Another tasty morsel now ripe is gumi (Elaeagnus multiflora). Birds usually strip this shrub clean of fruit, except this year the crop is so abundant that neither I nor the birds can make much of a dent in it. The berries are a little astringent if not dead ripe. And not at all if the fruit is processed; last year I cooked them slightly, strained out the seeds (which are edible), and blended it before drying it into a “leather.”
Gumi fruit
The gumi shrub itself has silver leaves, providing an attractive backdrop for the red fruits. The flowers are extremely fragrant, and the roots enrich the soil by taking nitrogen from the air (with the help of an actinomycete microorganism.)

Also now abundant, with plenty for all, is Nanking cherry (Prunus tomentosa), a favorite of mine for beauty and easy-to-grow cherries. The cherries are small, usually no larger than about 3/8 inch. But the single pit is also small. Flavor lies somewhere on the spectrum between sweet and sour cherries, very refreshing especially when chilled.

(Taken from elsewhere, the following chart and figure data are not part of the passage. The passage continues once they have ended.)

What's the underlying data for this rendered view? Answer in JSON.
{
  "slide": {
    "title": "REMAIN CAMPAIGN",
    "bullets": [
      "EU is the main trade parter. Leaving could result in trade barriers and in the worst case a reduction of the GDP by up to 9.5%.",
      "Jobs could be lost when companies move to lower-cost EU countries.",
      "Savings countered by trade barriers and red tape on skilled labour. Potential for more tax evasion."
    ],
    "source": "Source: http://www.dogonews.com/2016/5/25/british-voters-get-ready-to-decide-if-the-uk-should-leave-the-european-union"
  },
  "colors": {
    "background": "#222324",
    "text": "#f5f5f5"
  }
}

Nanking cherry fruit and bloom

Nanking cherry fruit and bloom

Another Chance, and Then Another

All is not rosy in the berry-size fruit world. Over the years, I had heard about and tried a new fruit in town, edible honeysuckles. In the past, the plants I tried either died over winter or bore very few, very mediocre berries. Since then, edible honeysuckles have come up in the world, with serious breeding work, and I was given the opportunity to try them again. (As Maria Schinz said, “Gardening is an exercise in optimism.”)

But first, what is an edible honeysuckle, which now goes under better names. If called “honeyberry,” it usually refers to Russian species such as Lonicera caerulea app. kamtshatica or edulis. Haskap is a Japanese name applied the Japanese species L. caerulea spp. emphylocalyx, or to hybrids of this species with Russian species. Pure Japanese species varieties are sometimes called Yezberry, after the Island of Hokkaido, called Yez or Yezo Island where they are found. The Japanese species and hybrids are less susceptible to spring frosts than the honeyberries.

This spring I planted out two Yezberry varieties, Solo and Sugar Mountain Blue. The small, blue berries ripen early, and I was eager to give this fruit another try. Solo is bearing. The taste? Awful! Sour, with no other flavor.

Solo yezberry

Solo yezberry

But I’m not abandoning edible honeysuckles. I’ve learned that the berries need to hang on the branches for a long time before developing full flavor and sweetness. A number of varieties are available, some of which are, according to others, “Delicious when eaten fresh from the plant” and “a bit like a cross between a raspberry and a blueberry. . . sweetness of a raspberry with a hint of pleasant tartness.” Really?!

Many blue berries are still hanging on my Solo bush. I’ll leave them to hang longer there and perhaps morph from “awful” to “delicious,” and will report back. I have hope for this new fruit, not yet high hopes.

At the very least, honeyberries or haskaps might be able to tide me over from the end of frozen blueberries to the first of fresh blueberries.